Before looking at chimney pots and dragon spines, I would like to take a closer look at the staircase landings, which provide access to two apartments per floor, plus the elevator, while also communicating with the air shaft. Fortunately, I stumbled across some architectural drawings and models in the attic of Casa Milà, the last one of Gaudí’s residential masterpieces.
This is a photo of the cross-sectional drawing of Casa Batlló, into which I added some annotations to highlight the position of the staircase column within the enlarged light shaft.
The mid-sectional model might also help to illustrate this core structures of Casa Batlló.
There are four floors with two apartments each above the Planta Noble and the attention given to every detail of the finishes and appointment in these public spaces leading to Casa Batlló’s secondary or rental residences above the family apartment is remarkable.
There is a wooden backdrop behind the wood and forged iron handrail accompanying the stairs, which is continued past the outside bannister and past the apartment door to the glass balcony screen of each landing.
Between the two apartment doors on each floor is a chest-hight swirly glass privacy screen alongside the light shaft.
Here’s another view.
If you look up over the glass partition toward the light shaft ceiling, you see a tile mosaic in a harlequin pattern, both to the front and the rear of the staircase.
The tiles cladding the light shaft are darker in hue toward the top of the building to balance the decreased light intensity toward the lower floors.
Another exceptional work product are the brass door handles and window pulls Gaudí used in his buildings. He shaped clay models until it felt right in his hand, which were then cast in metal. They’re extraordinary in their ergonomic fit to a human hand and are also plain gorgeous.
The woodwork throughout the building has been flawlessly restored. Window- and door frames, bannisters and paneling are in great condition. How much per year on maintenance? Only the owner’s CPA knows!

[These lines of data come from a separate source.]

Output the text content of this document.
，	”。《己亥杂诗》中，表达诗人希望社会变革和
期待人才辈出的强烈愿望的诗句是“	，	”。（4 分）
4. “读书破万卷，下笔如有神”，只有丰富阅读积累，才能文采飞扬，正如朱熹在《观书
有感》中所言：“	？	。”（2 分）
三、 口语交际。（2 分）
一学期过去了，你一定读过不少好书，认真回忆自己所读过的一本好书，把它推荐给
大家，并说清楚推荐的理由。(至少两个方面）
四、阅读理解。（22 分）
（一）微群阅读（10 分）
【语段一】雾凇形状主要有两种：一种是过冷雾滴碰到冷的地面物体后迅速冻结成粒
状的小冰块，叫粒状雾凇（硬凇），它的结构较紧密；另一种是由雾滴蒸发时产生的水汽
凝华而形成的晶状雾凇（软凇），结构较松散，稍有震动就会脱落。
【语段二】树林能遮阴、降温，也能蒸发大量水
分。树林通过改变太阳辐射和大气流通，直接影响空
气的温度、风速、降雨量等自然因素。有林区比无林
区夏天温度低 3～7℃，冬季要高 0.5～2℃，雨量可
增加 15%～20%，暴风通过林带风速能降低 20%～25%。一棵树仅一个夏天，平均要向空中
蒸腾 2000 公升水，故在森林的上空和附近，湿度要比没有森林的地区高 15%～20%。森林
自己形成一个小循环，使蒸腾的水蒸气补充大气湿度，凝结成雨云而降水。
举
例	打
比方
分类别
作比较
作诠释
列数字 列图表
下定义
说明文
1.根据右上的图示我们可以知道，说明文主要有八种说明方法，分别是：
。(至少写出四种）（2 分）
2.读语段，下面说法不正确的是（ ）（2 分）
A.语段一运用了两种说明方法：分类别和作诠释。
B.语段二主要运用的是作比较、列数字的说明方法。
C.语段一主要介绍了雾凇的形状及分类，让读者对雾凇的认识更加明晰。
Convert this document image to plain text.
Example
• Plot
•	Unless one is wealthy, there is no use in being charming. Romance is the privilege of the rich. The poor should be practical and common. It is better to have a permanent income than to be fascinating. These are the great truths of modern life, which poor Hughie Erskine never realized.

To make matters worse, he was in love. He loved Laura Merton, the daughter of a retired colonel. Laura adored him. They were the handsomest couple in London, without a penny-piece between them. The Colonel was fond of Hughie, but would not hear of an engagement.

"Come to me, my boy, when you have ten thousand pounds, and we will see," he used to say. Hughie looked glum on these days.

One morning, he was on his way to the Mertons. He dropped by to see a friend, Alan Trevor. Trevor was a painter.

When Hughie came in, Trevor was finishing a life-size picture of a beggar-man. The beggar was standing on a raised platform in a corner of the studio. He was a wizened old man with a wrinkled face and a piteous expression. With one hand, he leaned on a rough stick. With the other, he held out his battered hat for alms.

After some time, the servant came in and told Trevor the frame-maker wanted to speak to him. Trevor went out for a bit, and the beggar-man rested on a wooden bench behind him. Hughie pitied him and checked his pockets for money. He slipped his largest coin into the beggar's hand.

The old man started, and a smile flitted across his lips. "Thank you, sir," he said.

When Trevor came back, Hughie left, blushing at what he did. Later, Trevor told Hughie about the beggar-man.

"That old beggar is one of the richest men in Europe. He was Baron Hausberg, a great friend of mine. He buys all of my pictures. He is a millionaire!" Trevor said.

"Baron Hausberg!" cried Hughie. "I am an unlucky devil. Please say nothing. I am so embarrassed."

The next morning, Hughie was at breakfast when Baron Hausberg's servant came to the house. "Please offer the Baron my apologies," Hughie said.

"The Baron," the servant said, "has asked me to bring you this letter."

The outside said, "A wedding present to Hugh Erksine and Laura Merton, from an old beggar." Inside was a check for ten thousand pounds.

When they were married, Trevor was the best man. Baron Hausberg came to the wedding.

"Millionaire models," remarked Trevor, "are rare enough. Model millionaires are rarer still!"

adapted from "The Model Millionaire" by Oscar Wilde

One more, well, actually two more design details warrant our attention and appreciation. Firstly, the playful and detailed execution of the wrought iron and wood finishes on the bannisters. This is a staircase leading up to some rental apartments, yet every tiny component is executed just as meticulously as down on the noble floor.
And lastly, have you noticed that the wall finishes show the same trencadís pattern as we have seen in the main family apartment? In this house, no corner or baseboard was unimportant, no expense was spared!
A trip to the attic and the rooftop is something not to be missed at Casa Batlló. In contrast, to the usual Victorian area servants quarters, these were pretty well appointed. Gaudí’s parabolic architecture deploying catenary arches certainly helped in creating pleasant spaces for the domestic workers in the Batlló household.
At the end of this hallway, a spiral staircase takes us to the roof terrace
Not surprisingly, the center post of these stairs is decorated with the same tiles as we’ve seen on the attic floors. Almost the same! Can you see the difference?
Following the spiral staircase to heaven, we finally step out on the much-lauded roof space and its famed chimneys.
and, of course, the group of chimneys hiding behind the back of the dragon undulating along the street front of Casa Batlló to everybody’s delight who happens to be walking along Passeig de Grácia.
I haven’t forgotten to show you the inside of the colorfully be-flowered top curve of the roof with its vertical bars. This is that inside view at lofty heights, blending in with the cloud pattern floating at a perceived touching distance.
To finish my Casa Batlló report, I chose the picture of another model I saw in the attic of La Milà, also called La Pedrera. It shows a side-by-side comparison of the original building commissioned by Lluís Sala Sánchez and the Batlló family home into which it was transformed almost 30 years later – by the same architect, Antoni Gaudí i Cornet.